訳者の本業は薬剤師。…と、いうことで、ヒエログリフや古代エジプト語のカナ表記については及ばぬ部分もあるものの、薬学に関してはかなり詳しいです。医療専門語も出て来ますので医療関係者が読んでもきっとトキメくことでしょう。(笑
大元は50年ほど前にドイツで出版された書物。その書物を元にエジプトで出版された、英語書の「古代エジプト王朝の薬学」を日本語に重訳したものが資料となります。


●注意点

ヒエログリフで記された植物の現代名なんて正確にわかるわけないので、学者によって説は違います。
ヒエログリフによる薬草使用の記録は、医学パピルスや、墓の壁画に書かれているものを元としていますが、医学パピルスの文字だけではそれが現代の何という植物にあたるのか分かりません。墓の壁画だと、絵も添えて薬草名を書いてあることが多いのですが、その絵がどれだけリアルかによって推測される答えが異なります。

たとえば、該当する植物が既に現存していない、または現存していても品種改良や気候変動で植生が変わってしまっている可能性もあります。(花の色や形が変わってしまっているとか、生えている地域が変わって今はエジプト周辺に無いとか)
もちろん薬草の現物も、乾燥した古代の草の把として見つかるのですが、その把ひとつひとつに薬草の名前を表記してくれているわけではないので、色んな種類の薬草がごっちゃに発見された場合、どれが何と呼ばれていたのかまで特定できないことになります。

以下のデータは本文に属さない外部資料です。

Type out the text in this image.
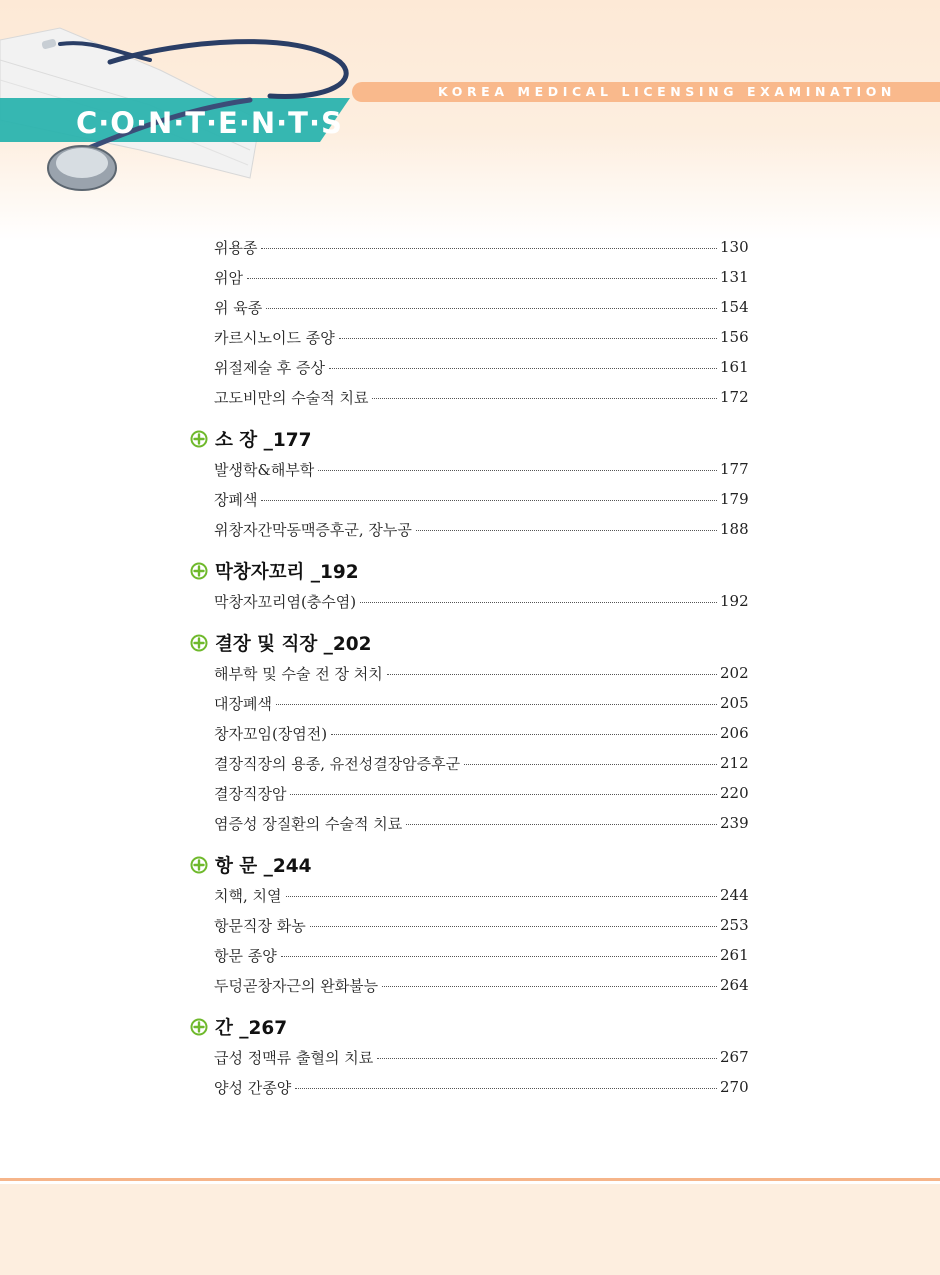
KOREA MEDICAL LICENSING EXAMINATION
C·O·N·T·E·N·T·S
위용종	130
위암	131
위 육종	154
카르시노이드 종양	156
위절제술 후 증상	161
고도비만의 수술적 치료	172
소 장 _177
발생학&해부학	177
장폐색	179
위창자간막동맥증후군, 장누공	188
막창자꼬리 _192
막창자꼬리염(충수염)	192
결장 및 직장 _202
해부학 및 수술 전 장 처치	202
대장폐색	205
창자꼬임(장염전)	206
결장직장의 용종, 유전성결장암증후군	212
결장직장암	220
염증성 장질환의 수술적 치료	239
항 문 _244
치핵, 치열	244
항문직장 화농	253
항문 종양	261
두덩곧창자근의 완화불능	264
간 _267
급성 정맥류 출혈의 치료	267
양성 간종양	270
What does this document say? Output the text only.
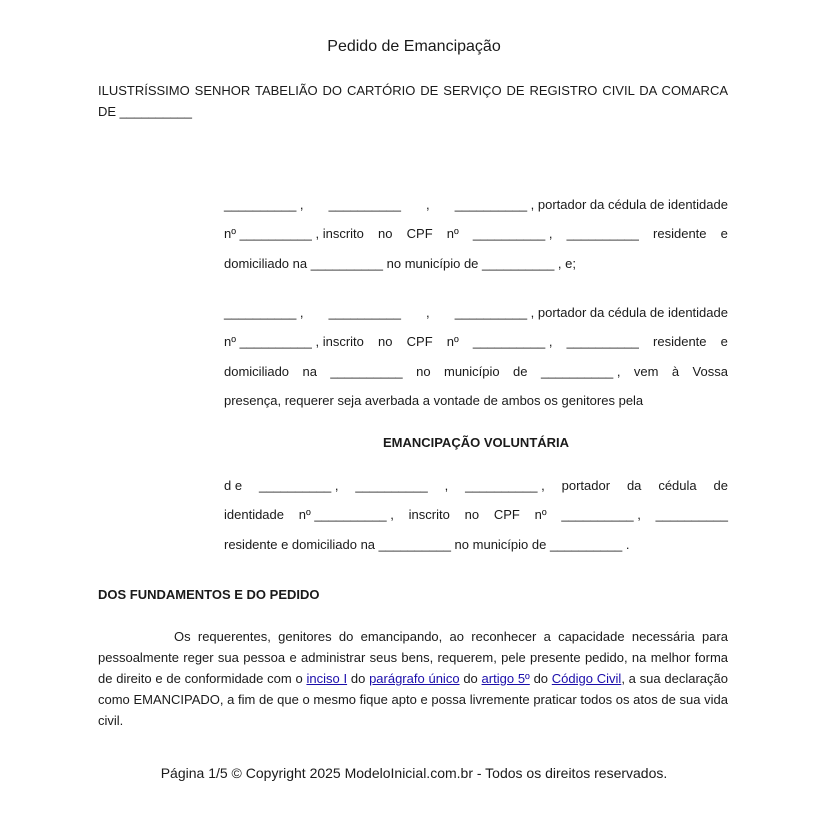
Pedido de Emancipação
ILUSTRÍSSIMO SENHOR TABELIÃO DO CARTÓRIO DE SERVIÇO DE REGISTRO CIVIL DA COMARCA DE __________
__________ , __________ , __________ , portador da cédula de identidade
nº __________ , inscrito no CPF nº __________ , __________ residente e
domiciliado na __________ no município de __________ , e;
__________ , __________ , __________ , portador da cédula de identidade
nº __________ , inscrito no CPF nº __________ , __________ residente e
domiciliado na __________ no município de __________ , vem à Vossa
presença, requerer seja averbada a vontade de ambos os genitores pela
EMANCIPAÇÃO VOLUNTÁRIA
d e __________ , __________ , __________ , portador da cédula de
identidade nº __________ , inscrito no CPF nº __________ , __________
residente e domiciliado na __________ no município de __________ .
DOS FUNDAMENTOS E DO PEDIDO
Os requerentes, genitores do emancipando, ao reconhecer a capacidade necessária para pessoalmente reger sua pessoa e administrar seus bens, requerem, pele presente pedido, na melhor forma de direito e de conformidade com o inciso I do parágrafo único do artigo 5º do Código Civil, a sua declaração como EMANCIPADO, a fim de que o mesmo fique apto e possa livremente praticar todos os atos de sua vida civil.
Página 1/5 © Copyright 2025 ModeloInicial.com.br - Todos os direitos reservados.
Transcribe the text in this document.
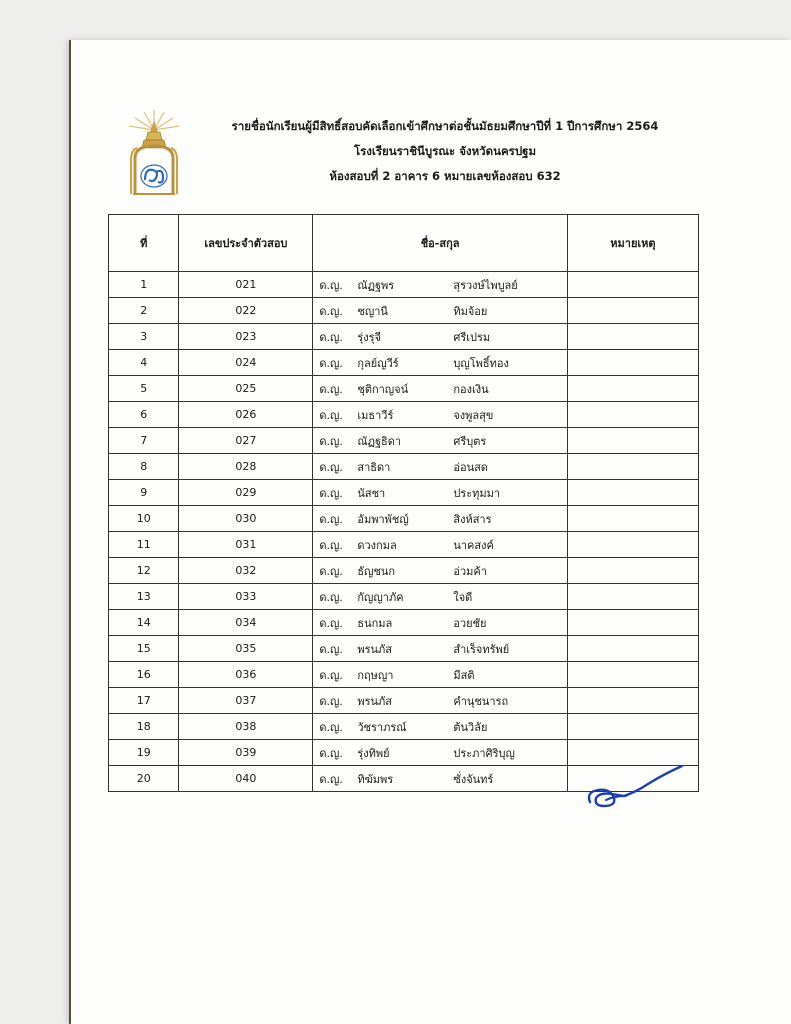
รายชื่อนักเรียนผู้มีสิทธิ์สอบคัดเลือกเข้าศึกษาต่อชั้นมัธยมศึกษาปีที่ 1 ปีการศึกษา 2564
โรงเรียนราชินีบูรณะ จังหวัดนครปฐม
ห้องสอบที่ 2 อาคาร 6 หมายเลขห้องสอบ 632
ที่	เลขประจำตัวสอบ	ชื่อ-สกุล	หมายเหตุ
1	021	ด.ญ. ณัฏฐพร สุรวงษ์ไพบูลย์	

2	022	ด.ญ. ชญานี ทิมจ้อย	

3	023	ด.ญ. รุ่งรุจี ศรีเปรม	

4	024	ด.ญ. กุลย์ญวีร์ บุญโพธิ์ทอง	

5	025	ด.ญ. ชุติกาญจน์ กองเงิน	

6	026	ด.ญ. เมธาวีร์ จงพูลสุข	

7	027	ด.ญ. ณัฏฐธิดา ศรีบุตร	

8	028	ด.ญ. สาธิดา อ่อนสด	

9	029	ด.ญ. นัสชา ประทุมมา	

10	030	ด.ญ. อัมพาพัชญ์ สิงห์สาร	

11	031	ด.ญ. ดวงกมล นาคสงค์	

12	032	ด.ญ. ธัญชนก อ่วมค้า	

13	033	ด.ญ. กัญญาภัค ใจดี	

14	034	ด.ญ. ธนกมล อวยชัย	

15	035	ด.ญ. พรนภัส สำเร็จทรัพย์	

16	036	ด.ญ. กฤษญา มีสติ	

17	037	ด.ญ. พรนภัส คำนุชนารถ	

18	038	ด.ญ. วัชราภรณ์ ต้นวิลัย	

19	039	ด.ญ. รุ่งทิพย์ ประภาศิริบุญ	

20	040	ด.ญ. ทิฆัมพร ซั่งจันทร์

ですので、古代エジプト語の名前と、現存する植物とを結びつける作業は、かなり難しいとご理解ください。たとえば、ヒエログリフで「ヘメアユ・テ」と書かれた植物は、ある学者の説では東南アジアを原産とするコロハですが、別の学者の説では現代のエジプトでも一般に見られるヒルバハという植物であるとなっており、どちらが正しいのかは分かりません。

資料では、古代エジプト語→ドイツ語→英語→日本語と訳されているため、ドイツ語での植物名、英語での植物名も書いてありますが、それが本当に古代エジプト人の言っている植物と同じものなのかは、まさしく古代エジプトの神のみぞ知る。
ものによっては日本に生えておらず、決まった和訳が無いようなものもあります。


●薬草名の元となっている、主な医療パピルスは以下のようなもの。

エーベルス・パピルス(内科系・臓器)
ハースト・パピルス(個人の覚え書き)
エドウィン・スミス・パピルス(外傷)
カフーン・パピルス(婦人科系)
大ベルリン・パピルス
ロンドン・パピルス
チェスター・ビーティ・パピルス第六番


面倒なので、それぞれの年代に関しては主要文献リストで探して頂戴。